Beyond the current military hostilities lies the unresolved issue of Israel and the Occupied Territories. Just as only a US economic recovery is so crucial to world economic recovery, so the hand of the USA on the antagonists in the Middle East is the deciding factor on this perpetual cause of so many ills


Recommended average maturity for bonds in each currency
Long positions should be maintained for the time being.

Virtually unchanged since 15.08.01

Dr. Roy Damary

Currencies (by GNI)


It is amazing to see how all equity and forex markets have continued to stabilise despite the air attacks carried out by the US and UK forces since Sunday. The 3rd quarter results by the major American companies issued during the course of the week confirm a sluggish US economy, with no relief in sight. The US administration has revised growth forecasts downwards for 2001 (from 1.6 to 1.1 1%), admitting that the 3rd and 4th quarter might be in recession. It is a question of time until Congress approves an additional $75 billion spending package to stimulate the economy. However, it is difficult to imagine that the markets will remain for long in this sort of consolidation mood, as further terrorist attacks are expected in retaliation for the current bombing in Afghanistan.


The G7 did not produce anything significant concerning the evolution of the yen, implying that they approve the recent round of intervention but are insisting that the BoJ is to act on its own. The Nikkei is trading again below the 10,000 level, and further uncertainties in the financial system still might block capital outflows and, even worse, bring about yen repatriation.


EUR/USD: Listless trading in a consolidation range of 0.9000 to 0.9300. Only a weekly close at one of these levels might provoke the next movement of 100 to 150 points.


USD/CHF: Here as well consolidation in a 1.60 to 1.6300 range. A weekly close of one of these two levels might provoke the next movement of at least 150 points. However, watch out any terrorist attacks, which would again cause huge safe haven buying of Swiss Francs.
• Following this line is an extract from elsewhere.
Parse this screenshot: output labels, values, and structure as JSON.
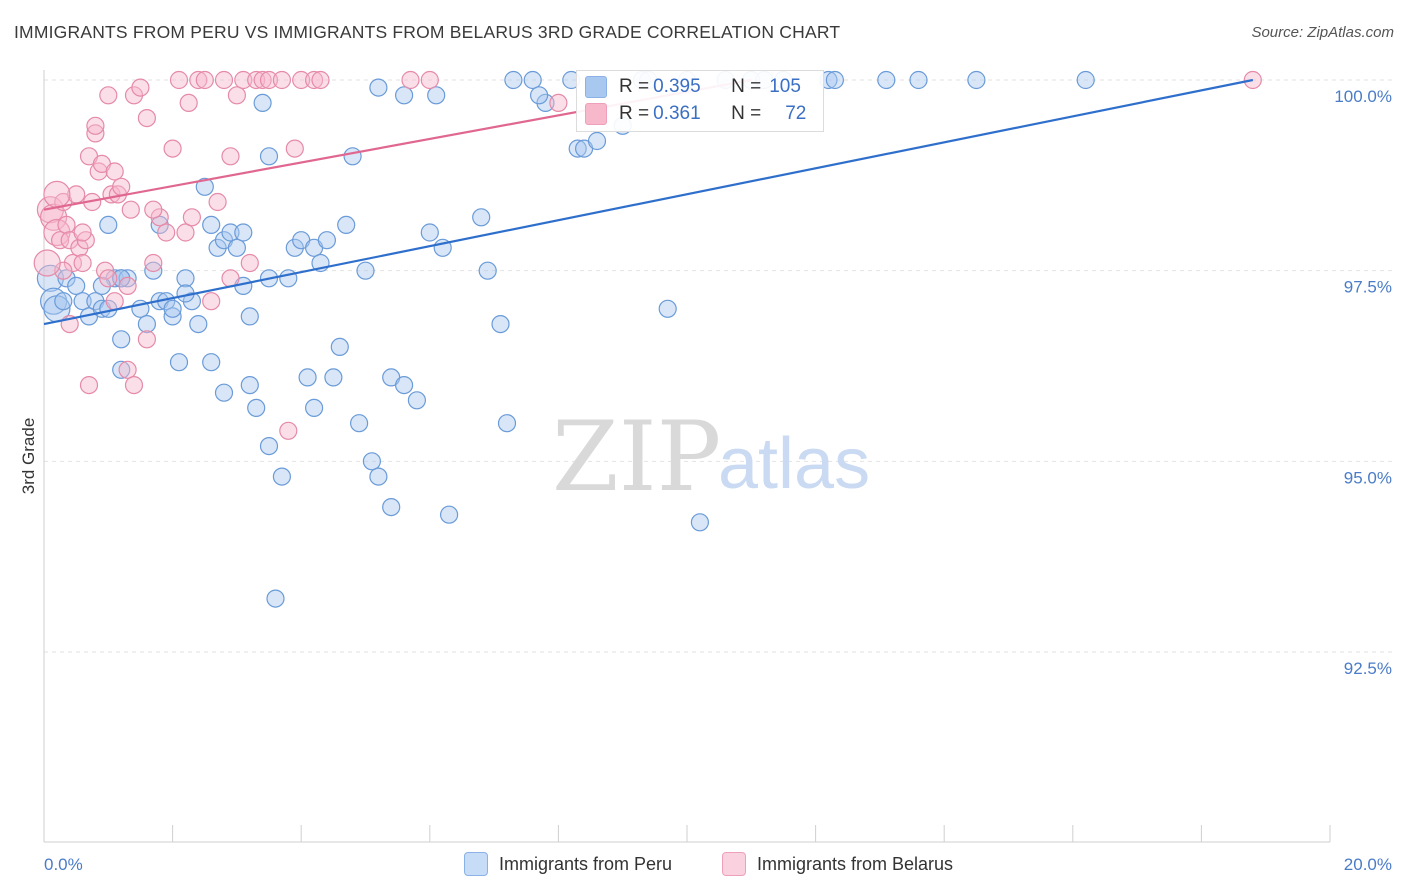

USD/JPY: Despite the fact that we continue to favour a weaker yen over time, some consolidation in a 119 to 122. - range looks quite probable. Here also turbulence created by the attacks definitely favour a stronger yen and only the BoJ's intervention can prevent a sharp appreciation of its currency.


EUR/JPY: A broad consolidation range of 107. -to 112. 00 applies with the BoJ protecting the downside.


USD/CAD: Owing to recession fears, all commodity currencies are suffering at present. We prefer to take a wait and see stance. Support comes in at 1.5480 and next resistance area is 1.5780.


AUD/USD: Broad consolidation range to be expected between 0.4850 and 0.5050.


GBP/CHF: Extreme volatility will remain in this cross and only a clear break of the resistance at 2.3850 will open the door for its next target at 2.4100. Major support comes in 2.3550, followed by 2.3300.